UK scheme sends Renold's DB pension deficit up to £102.4m

Renold has reported a £4.8m annual increase in its pension deficit to £102.4m due to a rise in liabilities from its UK scheme in its results for the year ended 31 March 2021.

The company, which is an international supplier of industrial chains and related power transmission products, showed that the total deficit increase was accounted for by the UK scheme’s £9.5m increase in deficit to £77.5m.

However, the impact of this was slightly offset by the German scheme’s deficit falling from £29.6m to £24.9m.

Renold’s UK scheme assets increased from £128.9m to £136.3m during the 12-month period, although this was overshadowed by liabilities from the scheme jumping from £196.9m to £213.8m.

The company attributed the rise in the UK scheme’s deficit to a reduction in AA corporate bond yields, while it said the German scheme’s reduction was a reflection of changes in assumptions for discount and inflation rates.

Both of these defined benefit schemes are closed to future accrual.

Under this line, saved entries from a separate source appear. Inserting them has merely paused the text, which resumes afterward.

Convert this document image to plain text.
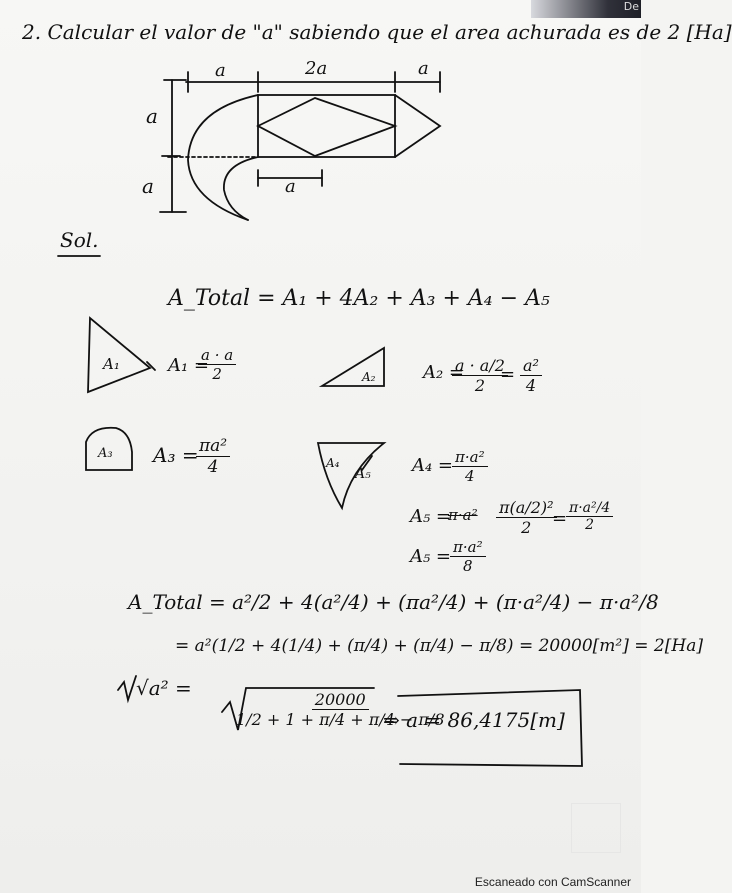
De
2. Calcular el valor de "a" sabiendo que el area achurada es de 2 [Ha]
a	2a	a
a
a	a
Sol.
A_Total = A₁ + 4A₂ + A₃ + A₄ − A₅
A₁	A₁ =
$\frac{a \cdot a}{2}$	A₂	A₂ =
$\frac{a \cdot a/2}{2}$
= $\frac{\text{a²}}{4}$
A₃ A₃ =
$\frac{\text{πa²}}{4}$	A₄
A₅ A₄ =
$\frac{\text{π·a²}}{4}$
A₅ =
$\pi\cdot a^2 \frac{\text{π(a/2)²}}{2}$
=
$\frac{\text{π·a²/4}}{2}$
A₅ =
$\frac{\text{π·a²}}{8}$
A_Total = a²/2 + 4(a²/4) + (πa²/4) + (π·a²/4) − π·a²/8
= a²(1/2 + 4(1/4) + (π/4) + (π/4) − π/8) = 20000[m²] = 2[Ha]
√a² =
$\frac{20000}{1/2 + 1 + \pi/4 + \pi/4 - \pi/8}$
⇒ a = 86,4175[m]
Escaneado con CamScanner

Renold reported that it had recommenced pension contributions on 31 March 2021 following a deferral of contributions to its UK pension fund for 12 months, one of a number of measures taken in anticipation of falling demand in 2020 as the company sought to reduce costs and preserve cash flow.

The deferred contributions, which amount to £2.8m, will be repaid over a five-year period commencing on 1 April 2022 under an agreement with the scheme’s trustees.

This agreement resulted in the company’s pension cash costs dropping from £4.4m to £2.1m.